September 27, 2019 at 02:00 PM
3 minute read
The original version of this story was published on Law.com
Sanofi-Aventis U.S. LLC won the first bellwether trial over its chemotherapy drug Taxotere after a federal jury in New Orleans came out with a defense verdict.
The verdict, rendered late Thursday, comes after two weeks of trial and a few hours of deliberations, according to Sanofi, represented by Shook, Hardy & Bacon and New Orleans-based Irwin Fritchie Urquhart & Moore. It's the first trial to come out of the multidistrict litigation, which involves nearly 12,000 lawsuits.
"We are pleased with the jury's decision," said Hildy Sastre, lead trial counsel for Sanofi and a partner in the Miami office of Shook, Hardy & Bacon. "Taxotere remains an important chemotherapy option, and we appreciate the jury's determination that Taxotere was not the cause of Plaintiffs alleged injury."

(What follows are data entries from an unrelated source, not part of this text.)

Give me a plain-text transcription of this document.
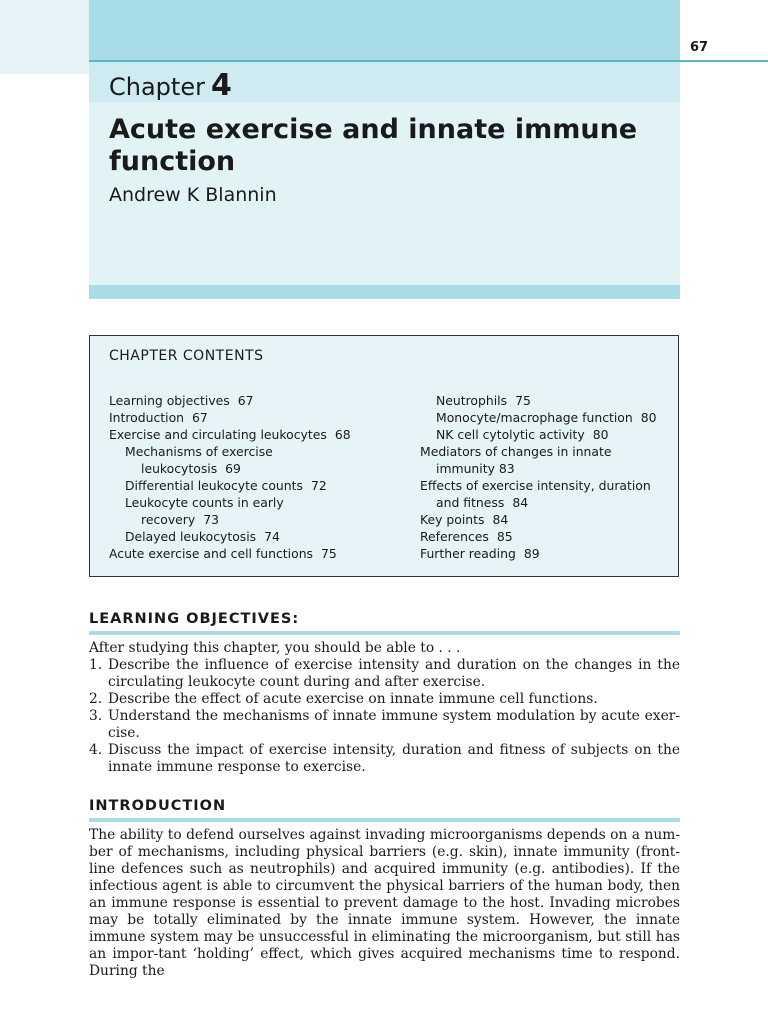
67
Chapter 4
Acute exercise and innate immune function
Andrew K Blannin
CHAPTER CONTENTS
Learning objectives 67
Introduction 67
Exercise and circulating leukocytes 68
Mechanisms of exercise
leukocytosis 69
Differential leukocyte counts 72
Leukocyte counts in early
recovery 73
Delayed leukocytosis 74
Acute exercise and cell functions 75
Neutrophils 75
Monocyte/macrophage function 80
NK cell cytolytic activity 80
Mediators of changes in innate
immunity 83
Effects of exercise intensity, duration
and fitness 84
Key points 84
References 85
Further reading 89
LEARNING OBJECTIVES:

After studying this chapter, you should be able to . . .

1. Describe the influence of exercise intensity and duration on the changes in the circulating leukocyte count during and after exercise.
2. Describe the effect of acute exercise on innate immune cell functions.
3. Understand the mechanisms of innate immune system modulation by acute exer-cise.
4. Discuss the impact of exercise intensity, duration and fitness of subjects on the innate immune response to exercise.
INTRODUCTION

The ability to defend ourselves against invading microorganisms depends on a num-ber of mechanisms, including physical barriers (e.g. skin), innate immunity (front-line defences such as neutrophils) and acquired immunity (e.g. antibodies). If the infectious agent is able to circumvent the physical barriers of the human body, then an immune response is essential to prevent damage to the host. Invading microbes may be totally eliminated by the innate immune system. However, the innate immune system may be unsuccessful in eliminating the microorganism, but still has an impor-tant ‘holding’ effect, which gives acquired mechanisms time to respond. During the
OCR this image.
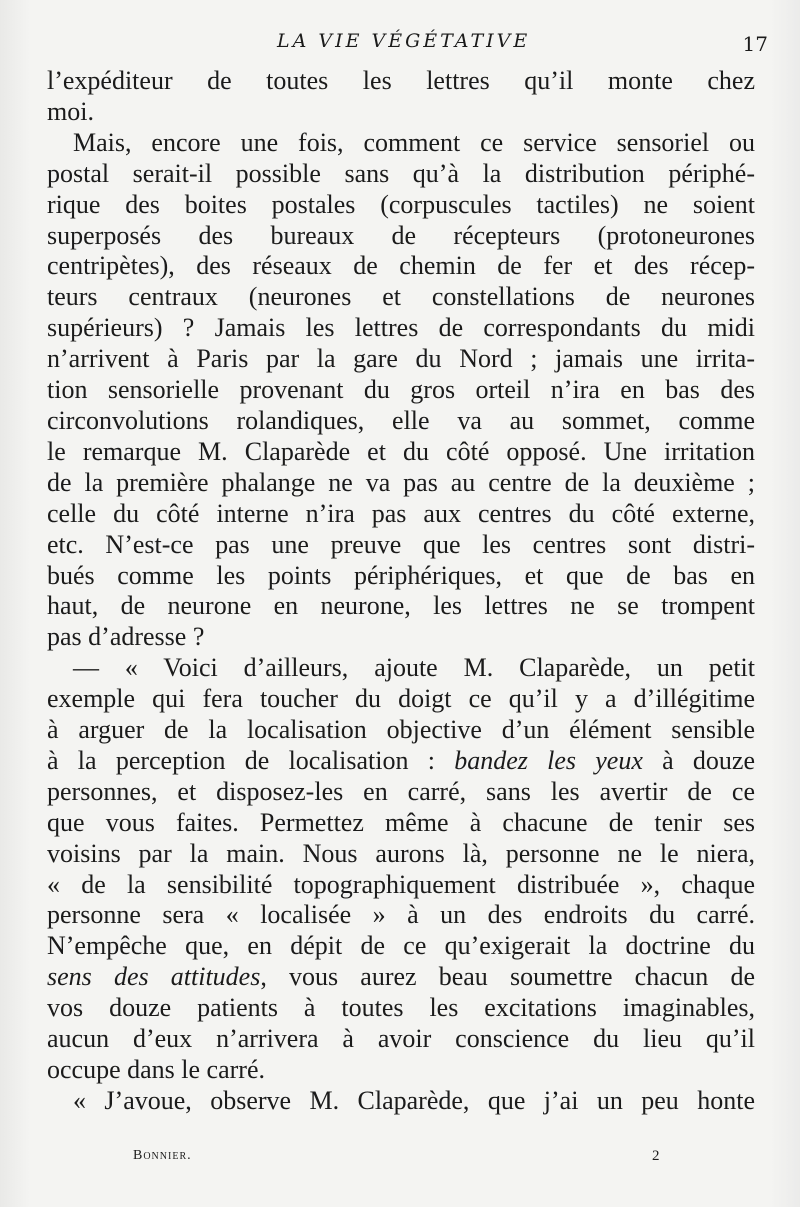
LA VIE VÉGÉTATIVE	17
l’expéditeur de toutes les lettres qu’il monte chez
moi.
Mais, encore une fois, comment ce service sensoriel ou
postal serait-il possible sans qu’à la distribution périphé-
rique des boites postales (corpuscules tactiles) ne soient
superposés des bureaux de récepteurs (protoneurones
centripètes), des réseaux de chemin de fer et des récep-
teurs centraux (neurones et constellations de neurones
supérieurs) ? Jamais les lettres de correspondants du midi
n’arrivent à Paris par la gare du Nord ; jamais une irrita-
tion sensorielle provenant du gros orteil n’ira en bas des
circonvolutions rolandiques, elle va au sommet, comme
le remarque M. Claparède et du côté opposé. Une irritation
de la première phalange ne va pas au centre de la deuxième ;
celle du côté interne n’ira pas aux centres du côté externe,
etc. N’est-ce pas une preuve que les centres sont distri-
bués comme les points périphériques, et que de bas en
haut, de neurone en neurone, les lettres ne se trompent
pas d’adresse ?
— « Voici d’ailleurs, ajoute M. Claparède, un petit
exemple qui fera toucher du doigt ce qu’il y a d’illégitime
à arguer de la localisation objective d’un élément sensible
à la perception de localisation : bandez les yeux à douze
personnes, et disposez-les en carré, sans les avertir de ce
que vous faites. Permettez même à chacune de tenir ses
voisins par la main. Nous aurons là, personne ne le niera,
« de la sensibilité topographiquement distribuée », chaque
personne sera « localisée » à un des endroits du carré.
N’empêche que, en dépit de ce qu’exigerait la doctrine du
sens des attitudes, vous aurez beau soumettre chacun de
vos douze patients à toutes les excitations imaginables,
aucun d’eux n’arrivera à avoir conscience du lieu qu’il
occupe dans le carré.
« J’avoue, observe M. Claparède, que j’ai un peu honte
Bonnier.	2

Sastre tried the case with Jon Strongman, also of Shook, Hardy & Bacon, in Kansas City, Missouri.
Lawyers for the plaintiff, Barbara Earnest, diagnosed with breast cancer in 2011, were Darin Schanker of Denver's Bachus & Schanker and Rand Nolen of Fleming Nolen Jez in Houston. Co-lead counsel in the multidistrict litigation are Karen Barth Menzies, a partner at Gibbs Law Group in Oakland, California, and Christopher Coffin of PBC in New Orleans.
"We are certainly disappointed in the verdict," Coffin wrote in an email. "However, the trial was littered with evidentiary violations by the defense that were highly prejudicial to Mrs. Earnest. So much so that the Court had to give the jury curative instructions on three separate occasions, and we were compelled to move for a mistrial before closing arguments. Mrs. Earnest intends to seek appropriate post-trial relief."

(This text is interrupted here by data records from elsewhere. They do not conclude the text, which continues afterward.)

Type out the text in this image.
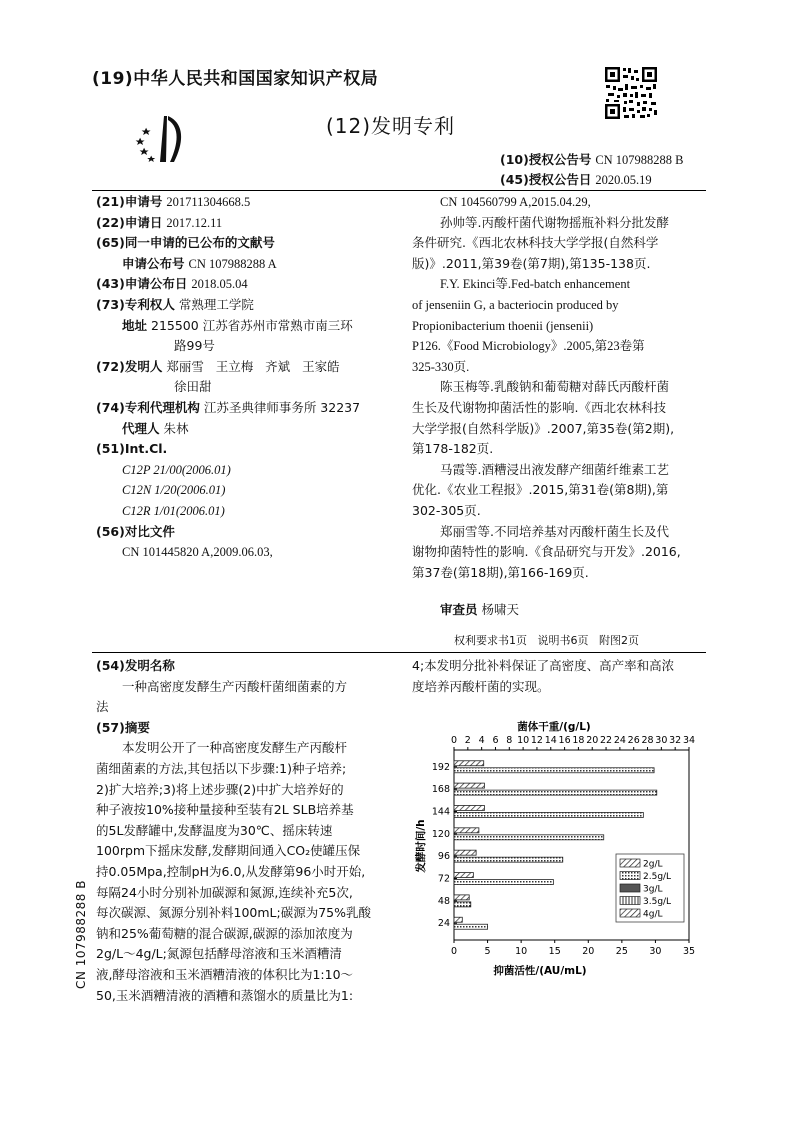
(19)中华人民共和国国家知识产权局
(12)发明专利
(10)授权公告号 CN 107988288 B
(45)授权公告日 2020.05.19
(21)申请号 201711304668.5
(22)申请日 2017.12.11
(65)同一申请的已公布的文献号
申请公布号 CN 107988288 A
(43)申请公布日 2018.05.04
(73)专利权人 常熟理工学院
地址 215500 江苏省苏州市常熟市南三环
路99号
(72)发明人 郑丽雪   王立梅   齐斌   王家皓
徐田甜
(74)专利代理机构 江苏圣典律师事务所 32237
代理人 朱林
(51)Int.Cl.
C12P 21/00(2006.01)
C12N 1/20(2006.01)
C12R 1/01(2006.01)
(56)对比文件
CN 101445820 A,2009.06.03,
CN 104560799 A,2015.04.29,
孙帅等.丙酸杆菌代谢物摇瓶补料分批发酵
条件研究.《西北农林科技大学学报(自然科学
版)》.2011,第39卷(第7期),第135-138页.
F.Y. Ekinci等.Fed-batch enhancement
of jenseniin G, a bacteriocin produced by
Propionibacterium thoenii (jensenii)
P126.《Food Microbiology》.2005,第23卷第
325-330页.
陈玉梅等.乳酸钠和葡萄糖对薛氏丙酸杆菌
生长及代谢物抑菌活性的影响.《西北农林科技
大学学报(自然科学版)》.2007,第35卷(第2期),
第178-182页.
马霞等.酒糟浸出液发酵产细菌纤维素工艺
优化.《农业工程报》.2015,第31卷(第8期),第
302-305页.
郑丽雪等.不同培养基对丙酸杆菌生长及代
谢物抑菌特性的影响.《食品研究与开发》.2016,
第37卷(第18期),第166-169页.
审查员 杨啸天
权利要求书1页   说明书6页   附图2页
CN 107988288 B
(54)发明名称
一种高密度发酵生产丙酸杆菌细菌素的方
法
(57)摘要
本发明公开了一种高密度发酵生产丙酸杆
菌细菌素的方法,其包括以下步骤:1)种子培养;
2)扩大培养;3)将上述步骤(2)中扩大培养好的
种子液按10%接种量接种至装有2L SLB培养基
的5L发酵罐中,发酵温度为30℃、摇床转速
100rpm下摇床发酵,发酵期间通入CO₂使罐压保
持0.05Mpa,控制pH为6.0,从发酵第96小时开始,
每隔24小时分别补加碳源和氮源,连续补充5次,
每次碳源、氮源分别补料100mL;碳源为75%乳酸
钠和25%葡萄糖的混合碳源,碳源的添加浓度为
2g/L～4g/L;氮源包括酵母溶液和玉米酒糟清
液,酵母溶液和玉米酒糟清液的体积比为1:10～
50,玉米酒糟清液的酒糟和蒸馏水的质量比为1:
4;本发明分批补料保证了高密度、高产率和高浓
度培养丙酸杆菌的实现。
菌体干重/(g/L)
0 2 4 6 8 10 12 14 16 18 20 22 24 26 28 30 32 34
24
48
72
96
120
144
168
192
0	5	10 15 20 25 30 35
发酵时间/h
抑菌活性/(AU/mL)
2g/L
2.5g/L
3g/L
3.5g/L
4g/L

The lawsuits allege that Taxotere, used in the treatment of breast cancer, caused permanent hair loss, or alopecia areata—a side effect the U.S. Food and Drug Administration acknowledged in a labeling change in 2015.

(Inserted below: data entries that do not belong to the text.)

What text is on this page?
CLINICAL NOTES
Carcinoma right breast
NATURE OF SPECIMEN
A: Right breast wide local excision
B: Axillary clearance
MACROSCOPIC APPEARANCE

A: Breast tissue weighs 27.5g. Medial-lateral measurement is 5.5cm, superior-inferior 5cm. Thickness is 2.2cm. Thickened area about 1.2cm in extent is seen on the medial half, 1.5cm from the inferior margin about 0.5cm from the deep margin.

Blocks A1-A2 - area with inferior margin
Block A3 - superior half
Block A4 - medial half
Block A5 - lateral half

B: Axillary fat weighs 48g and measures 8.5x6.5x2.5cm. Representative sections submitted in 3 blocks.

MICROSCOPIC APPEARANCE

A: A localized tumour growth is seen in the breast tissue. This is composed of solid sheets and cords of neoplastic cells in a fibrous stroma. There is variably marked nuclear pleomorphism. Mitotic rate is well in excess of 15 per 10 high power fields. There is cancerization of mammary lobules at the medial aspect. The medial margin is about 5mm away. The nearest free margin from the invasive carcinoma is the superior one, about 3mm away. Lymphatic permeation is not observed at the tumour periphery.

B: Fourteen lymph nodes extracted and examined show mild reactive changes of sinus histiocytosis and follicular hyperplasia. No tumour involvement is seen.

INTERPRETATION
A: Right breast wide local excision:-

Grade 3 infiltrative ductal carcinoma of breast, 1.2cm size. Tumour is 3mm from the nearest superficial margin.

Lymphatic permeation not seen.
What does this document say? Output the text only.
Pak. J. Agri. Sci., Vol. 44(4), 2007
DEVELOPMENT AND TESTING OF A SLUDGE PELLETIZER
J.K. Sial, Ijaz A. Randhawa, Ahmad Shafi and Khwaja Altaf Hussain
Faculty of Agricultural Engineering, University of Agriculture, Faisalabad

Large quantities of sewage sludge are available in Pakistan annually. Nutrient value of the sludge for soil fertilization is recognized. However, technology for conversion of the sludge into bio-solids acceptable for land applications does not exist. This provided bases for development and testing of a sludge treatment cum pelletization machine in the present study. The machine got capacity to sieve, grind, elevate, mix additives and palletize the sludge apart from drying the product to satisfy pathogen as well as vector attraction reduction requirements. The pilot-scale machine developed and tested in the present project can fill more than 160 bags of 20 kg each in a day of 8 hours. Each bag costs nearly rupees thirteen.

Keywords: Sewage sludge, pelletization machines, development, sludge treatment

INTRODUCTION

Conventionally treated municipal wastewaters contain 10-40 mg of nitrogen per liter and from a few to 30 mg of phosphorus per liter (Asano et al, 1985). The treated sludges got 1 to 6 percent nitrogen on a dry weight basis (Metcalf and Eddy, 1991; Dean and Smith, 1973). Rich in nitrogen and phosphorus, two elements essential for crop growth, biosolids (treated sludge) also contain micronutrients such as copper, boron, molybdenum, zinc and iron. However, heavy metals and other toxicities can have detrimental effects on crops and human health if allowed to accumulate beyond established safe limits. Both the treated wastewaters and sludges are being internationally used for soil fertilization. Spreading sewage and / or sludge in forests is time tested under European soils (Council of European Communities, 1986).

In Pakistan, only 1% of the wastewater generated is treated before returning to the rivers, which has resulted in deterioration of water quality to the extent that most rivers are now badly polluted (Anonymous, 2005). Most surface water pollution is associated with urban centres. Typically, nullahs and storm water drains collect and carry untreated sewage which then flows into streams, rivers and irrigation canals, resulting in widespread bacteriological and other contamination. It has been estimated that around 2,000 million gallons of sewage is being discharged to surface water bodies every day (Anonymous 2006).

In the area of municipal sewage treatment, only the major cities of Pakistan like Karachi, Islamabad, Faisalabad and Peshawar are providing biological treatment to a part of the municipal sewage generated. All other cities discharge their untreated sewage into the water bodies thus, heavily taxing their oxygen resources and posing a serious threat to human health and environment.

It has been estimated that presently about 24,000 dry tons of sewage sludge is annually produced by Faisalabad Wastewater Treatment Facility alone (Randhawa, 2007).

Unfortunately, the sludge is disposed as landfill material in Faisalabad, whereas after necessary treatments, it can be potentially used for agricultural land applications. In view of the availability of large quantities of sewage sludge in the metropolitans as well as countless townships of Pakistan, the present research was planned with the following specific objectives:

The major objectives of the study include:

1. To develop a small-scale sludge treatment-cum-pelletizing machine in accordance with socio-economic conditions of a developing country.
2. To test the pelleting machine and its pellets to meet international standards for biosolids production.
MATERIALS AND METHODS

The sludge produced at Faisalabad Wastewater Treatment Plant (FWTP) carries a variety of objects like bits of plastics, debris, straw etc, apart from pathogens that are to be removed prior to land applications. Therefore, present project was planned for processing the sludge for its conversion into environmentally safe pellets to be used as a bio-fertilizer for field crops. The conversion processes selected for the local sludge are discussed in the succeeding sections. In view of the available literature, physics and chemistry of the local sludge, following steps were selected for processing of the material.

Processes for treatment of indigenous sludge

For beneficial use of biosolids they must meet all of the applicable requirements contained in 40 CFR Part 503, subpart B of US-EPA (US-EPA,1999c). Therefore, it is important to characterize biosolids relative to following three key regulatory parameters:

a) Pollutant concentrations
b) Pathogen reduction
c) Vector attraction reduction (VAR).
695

The jury, however, found that Taxotere did not cause Earnest's permanent hair loss.
The litigation has sparked big fights on both sides. Years earlier, plaintiffs attorneys threatened sanctions against Sanofi for filing a motion in an attempt to get information on outside funding in the litigation. Sanofi, in a renewed motion, raised concerns about fee arrangements with doctors, medical screenings of plaintiffs and outside funders that allowed doctors to charge inflated costs on medical liens.
Ahead of this month's trial, plaintiffs attorneys moved to bar attacks on their profession.
Sanofi also made a failed attempt to delay the trial, citing this year's Merck Sharp & Dohme v. Albrecht decision by the U.S. Supreme Court. U.S. District Judge Jane Milazzo of the Eastern District of Louisiana denied Sanofi's summary judgment motion, even under the requirements set forth in Merck, but only as to Earnest's trial.
Hundreds more Taxotere cases are pending in New Jersey state courts.